8-22-99 Frank Orza and wife Mary come to counsel and remove Inty's shoes, which had been on, untrimmed, for 3 months now. When we removed the bandage, the infection underneath had a horrible smell. The entire coronary area was grossly swollen with raw flesh. Frank must use a hacksaw to remove her right front shoe, as she cannot lift that foreleg at all! We get the shoes off and Frank gives my husband, James, instructions on how to rasp her feet every day to try to get the heels down and the toes shortened. Her hooves are so very long now, with dangerously high heels! Note: Today is her very last dosage of bute. She had been taking bute every day for the past 3 months.

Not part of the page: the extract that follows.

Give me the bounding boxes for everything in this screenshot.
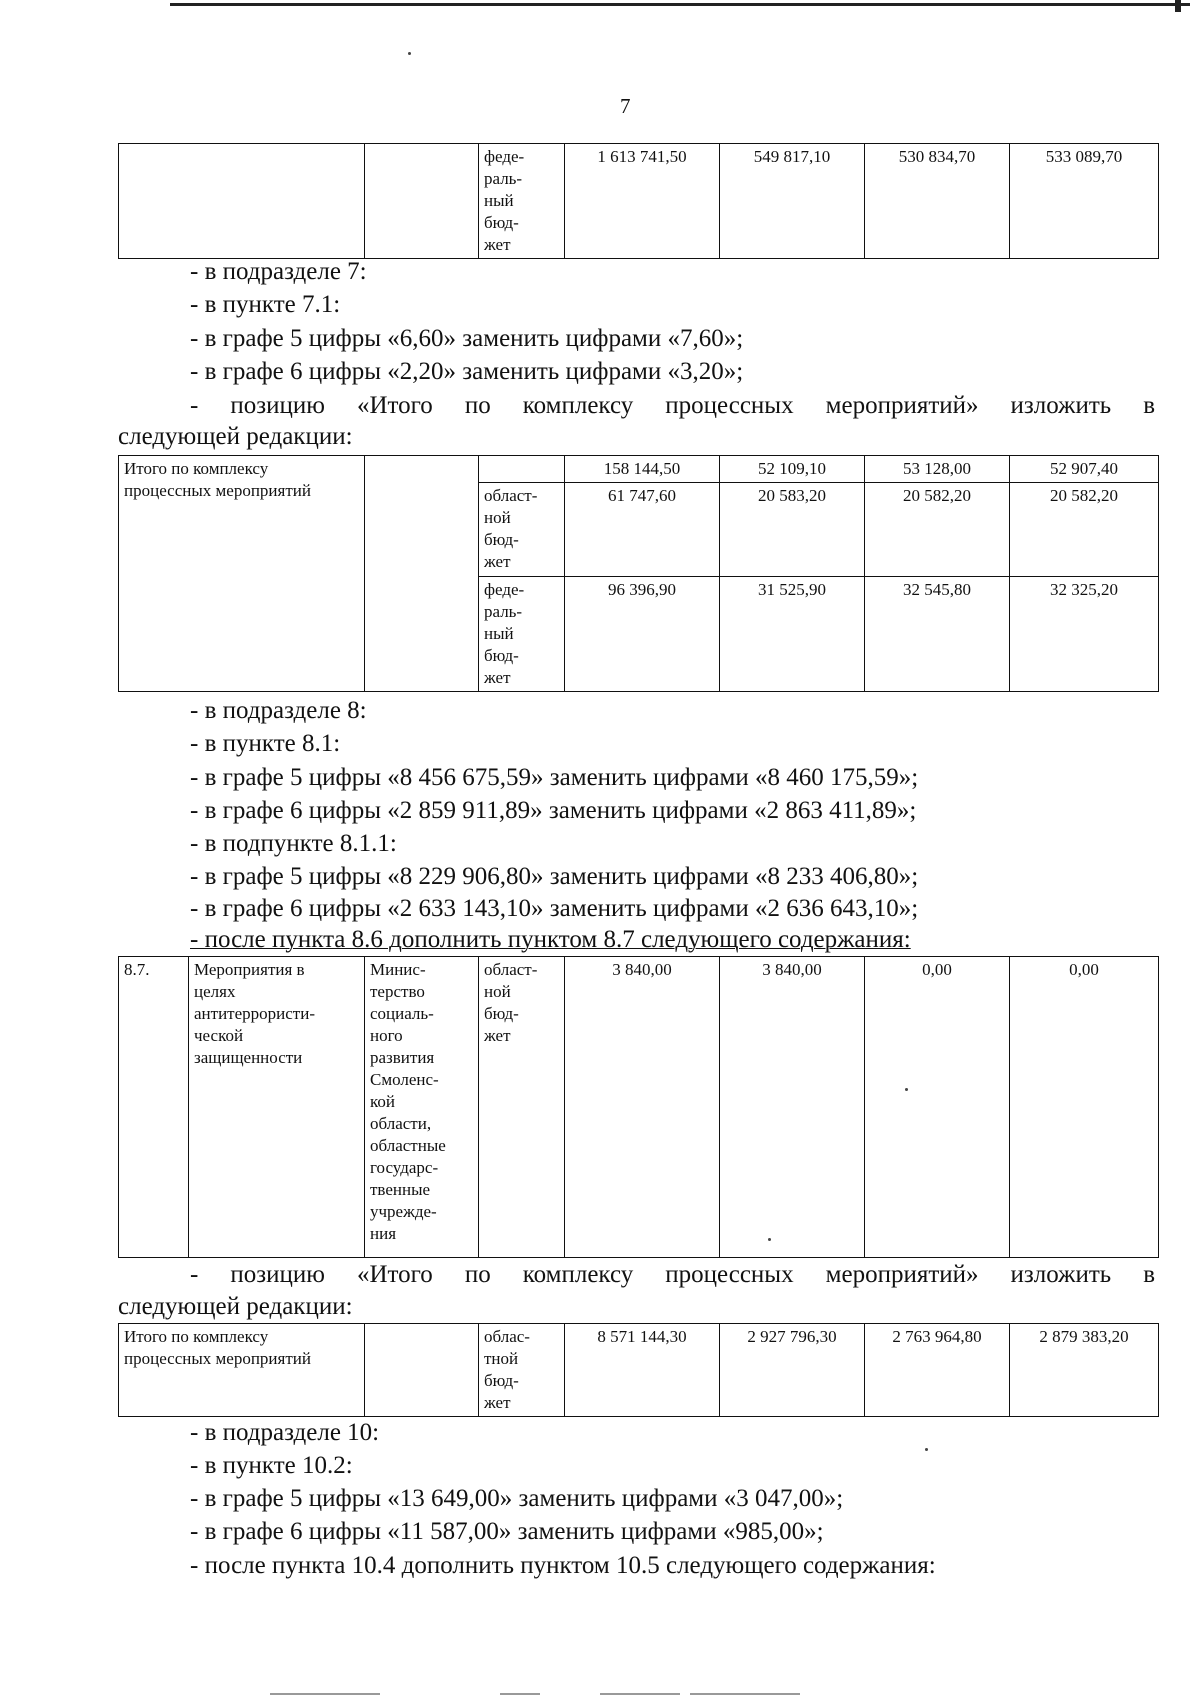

Over the next week, she continues to get a little better every day, for the first time. Every day I walk her around the pasture and twice a day her open areas are washed. The swelling goes way down in the area of the coronary band over the grooving. The pus stops coming out of the grooving area. The sole of her left fore begins to flatten out. The opening begins to seal up a bit and the tissue no longer protrudes as much and is less sensitive and harder. She is off all painkillers, and is uncomfortable, but okay. She lays down some every day, but is up and walking slowly around most of the time.